崖から吹き飛ばされた私を助けようと必死に手を伸ばしてくれたところを。
そして、もう一つ気付いてること。
それは…
「悪いけど、やっぱりその話、断らせてもらうよ」
「…妖相手に商売することがどんなに危険なのか、貴女はまだ幼くて理解できていない。彼らは人を惑わし、裏切ります」
「分かってるよ。でも、人が苦しんでるのは誰にだって見えるけど、妖が苦しんでるのには誰も気付かない。だったら見える奴がちょっとばかし手を貸してやったっていいんじゃないの?」
答える私に、的場は眉をしかめる。
「…なぜ、それほどまでに妖に心を奪われているのですか」
「心を奪われる?冗談じゃない」
的場の言葉に、私は鼻で笑った。
「妖のことなんか信じちゃいないし、好きでもない」
「ならば、なぜ…」
「なぜ?そりゃ、“妖薬師”っていう仕事が私の両親の唯一の形見だからだよ。それ以上でもそれ以下でもない。ちなみにさっきの台詞も母の言葉から引用しただけ」
話しながら、私は制服のポケットからメスを取り出した。
「ただね。人の陰湿さに比べりゃあ、妖の方が幾分マシな気がするのもホント。ま、五十歩百歩ってところかな」
あはは、と笑いながら私はそのメスを的場が掴んでいる方の腕の長袖にあてる。
それに目を見開いたのは的場の方で。
冷静そうな彼が焦ったようにさらに身を乗り出してくる前に、ビリリッと私は自分の服の袖をメスで切り裂いた。

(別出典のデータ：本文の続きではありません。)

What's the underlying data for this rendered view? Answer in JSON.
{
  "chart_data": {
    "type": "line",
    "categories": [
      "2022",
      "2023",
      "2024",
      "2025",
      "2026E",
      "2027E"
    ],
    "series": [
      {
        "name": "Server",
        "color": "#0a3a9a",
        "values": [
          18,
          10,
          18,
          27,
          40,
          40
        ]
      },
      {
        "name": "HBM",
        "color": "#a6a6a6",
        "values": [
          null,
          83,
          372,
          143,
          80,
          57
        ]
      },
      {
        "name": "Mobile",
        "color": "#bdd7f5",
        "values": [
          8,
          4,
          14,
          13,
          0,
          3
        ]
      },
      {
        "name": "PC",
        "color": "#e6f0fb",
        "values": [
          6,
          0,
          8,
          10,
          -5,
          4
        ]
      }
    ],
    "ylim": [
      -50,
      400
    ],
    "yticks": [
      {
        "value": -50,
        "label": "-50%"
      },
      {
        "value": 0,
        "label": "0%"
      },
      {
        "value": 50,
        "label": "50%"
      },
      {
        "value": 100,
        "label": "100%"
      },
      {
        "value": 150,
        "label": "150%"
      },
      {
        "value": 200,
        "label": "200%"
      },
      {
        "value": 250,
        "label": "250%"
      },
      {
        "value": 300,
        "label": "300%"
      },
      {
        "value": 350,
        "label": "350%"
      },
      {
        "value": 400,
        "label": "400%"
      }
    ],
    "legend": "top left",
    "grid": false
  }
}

「まぁ、私が生きてたらまた口説いてみてね。それじゃ」
破れた袖から腕が抜けて、私は谷底へ真っ逆さま。
重力に逆らうことなく落下しながら的場のいる崖を見る。
ああ、間に合ったようだ。
あの崖は、二人分の体重を支えるには心許なさ過ぎたみたいで。
すでにひびがそこかしこに入っていて、あのままだと的場が私を引き上げてくれたとしてもその衝撃で崖は崩れて二人とも転落してただろう。
私だって鬼じゃないんだ。
いくら祓い屋でも、自分を助けようとしてくれた人を道連れにするのは心苦しいっていう人間的な感情が私にもきちんと備わっていたみたいで。
まぁ、下は川だしなんとかなるかね。
…なるといいなあ。
そんなことをぼんやり思いながら、崖先で呆然としている様子の的場に向かって、私はひらひらと手を振ってあげたのだった。